Note: Some areas within the Shelby County Schools coverage area were zoned to Memphis City Schools' Cordova High School (located in an unincorporated area and operated by Memphis City Schools) while being zoned to Shelby County Schools' elementary and middle schools.

Former schools

Secondary schools

High schools 

 Cordova High School – (The school was placed into the Memphis City Schools system in fall 2004) – Cordova High School serves some areas within the Shelby County Schools area that are zoned to Shelby County Schools-operated schools for elementary and middle school.
 Kirby High School – Hickory Hill was annexed by the City of Memphis in December 1998, thus placing the school in the Memphis City Schools system in fall 1999. Kirby primarily serves the southeast area of Memphis going to the current city-unincorporated county boundary line. Outside of this boundary, all schools are zoned to the Shelby County Schools.
 Northside High School – Closed in 2016 due to low enrollment.
 Raleigh-Egypt High School – Annexed with Raleigh in the 1970s. Serves the west and northwest area of Raleigh.

Middle schools 

 Kirby Middle School (Memphis, Tennessee)
 Raleigh-Egypt Middle School (Memphis, Tennessee) – Annexed with Raleigh in the 1970s.

Elementary schools 

 Brownsville Road Elementary
 Capleville Elementary – Former elementary school on Shelby Drive.
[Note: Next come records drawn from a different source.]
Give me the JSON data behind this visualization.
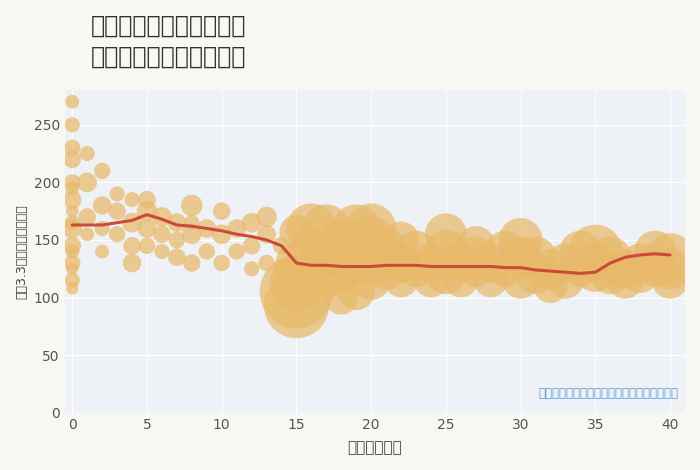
{
  "title": "神奈川県新百合ヶ丘駅の\n築年数別中古戸建て価格",
  "xlabel": "築年数（年）",
  "ylabel": "坪（3.3㎡）単価（万円）",
  "annotation": "円の大きさは、取引のあった物件面積を示す",
  "bg_color": "#f8f7f2",
  "plot_bg_color": "#eef2f7",
  "bubble_color": "#e8b96a",
  "bubble_alpha": 0.72,
  "line_color": "#c94c38",
  "line_width": 2.2,
  "xlim": [
    -0.5,
    41
  ],
  "ylim": [
    0,
    280
  ],
  "xticks": [
    0,
    5,
    10,
    15,
    20,
    25,
    30,
    35,
    40
  ],
  "yticks": [
    0,
    50,
    100,
    150,
    200,
    250
  ],
  "scatter_x": [
    0,
    0,
    0,
    0,
    0,
    0,
    0,
    0,
    0,
    0,
    0,
    0,
    0,
    0,
    0,
    0,
    1,
    1,
    1,
    1,
    2,
    2,
    2,
    2,
    3,
    3,
    3,
    4,
    4,
    4,
    4,
    5,
    5,
    5,
    5,
    6,
    6,
    6,
    7,
    7,
    7,
    8,
    8,
    8,
    8,
    9,
    9,
    10,
    10,
    10,
    11,
    11,
    12,
    12,
    12,
    13,
    13,
    13,
    14,
    14,
    15,
    15,
    15,
    15,
    15,
    16,
    16,
    16,
    16,
    17,
    17,
    17,
    18,
    18,
    18,
    18,
    19,
    19,
    19,
    20,
    20,
    20,
    20,
    21,
    21,
    22,
    22,
    22,
    23,
    23,
    24,
    24,
    25,
    25,
    25,
    26,
    26,
    27,
    27,
    27,
    28,
    28,
    29,
    29,
    30,
    30,
    30,
    31,
    31,
    32,
    32,
    33,
    33,
    34,
    34,
    35,
    35,
    35,
    36,
    36,
    37,
    37,
    38,
    38,
    39,
    39,
    40,
    40,
    40
  ],
  "scatter_y": [
    165,
    140,
    125,
    200,
    220,
    250,
    270,
    185,
    160,
    130,
    115,
    175,
    195,
    230,
    145,
    108,
    200,
    225,
    155,
    170,
    180,
    210,
    160,
    140,
    175,
    190,
    155,
    165,
    145,
    185,
    130,
    175,
    160,
    145,
    185,
    170,
    155,
    140,
    165,
    150,
    135,
    180,
    155,
    130,
    165,
    160,
    140,
    155,
    175,
    130,
    160,
    140,
    165,
    145,
    125,
    155,
    130,
    170,
    145,
    125,
    105,
    93,
    130,
    112,
    157,
    125,
    160,
    140,
    115,
    135,
    160,
    115,
    130,
    150,
    120,
    100,
    160,
    130,
    105,
    135,
    150,
    115,
    160,
    125,
    145,
    130,
    115,
    150,
    140,
    125,
    130,
    115,
    140,
    120,
    155,
    130,
    115,
    125,
    135,
    145,
    130,
    115,
    125,
    140,
    135,
    115,
    150,
    120,
    135,
    125,
    110,
    130,
    115,
    125,
    140,
    140,
    125,
    130,
    120,
    135,
    125,
    115,
    130,
    120,
    125,
    140,
    135,
    125,
    115
  ],
  "scatter_size": [
    120,
    100,
    80,
    140,
    160,
    120,
    100,
    180,
    200,
    140,
    120,
    80,
    100,
    140,
    160,
    80,
    200,
    120,
    100,
    160,
    180,
    140,
    120,
    100,
    160,
    120,
    140,
    200,
    160,
    120,
    180,
    220,
    180,
    140,
    160,
    200,
    160,
    120,
    180,
    140,
    160,
    240,
    200,
    160,
    120,
    180,
    140,
    200,
    160,
    140,
    180,
    140,
    200,
    160,
    120,
    180,
    140,
    220,
    160,
    120,
    2800,
    2200,
    900,
    1500,
    600,
    700,
    1300,
    1100,
    600,
    900,
    1200,
    700,
    500,
    900,
    700,
    600,
    1200,
    900,
    700,
    1500,
    1200,
    800,
    1300,
    900,
    700,
    800,
    600,
    700,
    900,
    700,
    800,
    600,
    1000,
    800,
    900,
    800,
    600,
    700,
    900,
    800,
    800,
    600,
    700,
    900,
    900,
    700,
    1000,
    800,
    900,
    800,
    600,
    800,
    700,
    700,
    900,
    1500,
    1100,
    800,
    800,
    900,
    800,
    700,
    800,
    700,
    700,
    900,
    1200,
    900,
    700
  ],
  "trend_x": [
    0,
    1,
    2,
    3,
    4,
    5,
    6,
    7,
    8,
    9,
    10,
    11,
    12,
    13,
    14,
    15,
    16,
    17,
    18,
    19,
    20,
    21,
    22,
    23,
    24,
    25,
    26,
    27,
    28,
    29,
    30,
    31,
    32,
    33,
    34,
    35,
    36,
    37,
    38,
    39,
    40
  ],
  "trend_y": [
    163,
    163,
    163,
    165,
    167,
    172,
    168,
    163,
    162,
    160,
    158,
    155,
    153,
    150,
    145,
    130,
    128,
    128,
    127,
    127,
    127,
    128,
    128,
    128,
    127,
    127,
    127,
    127,
    127,
    126,
    126,
    124,
    123,
    122,
    121,
    122,
    130,
    135,
    137,
    138,
    137
  ]
}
Building destroyed by fire in 2009.
 Egypt Elementary – Annexed with Raleigh in the 1970s.
 Kate Bond Elementary School – (Kate Bond was placed into the Memphis City Schools system in fall 2004)
 Millington East Elementary School (Merged with Millington South)
 Millington South Elementary School (Merged with Millington East)
 Ross Elementary
 Winchester Elementary – Annexed with Whitehaven in the 1970s.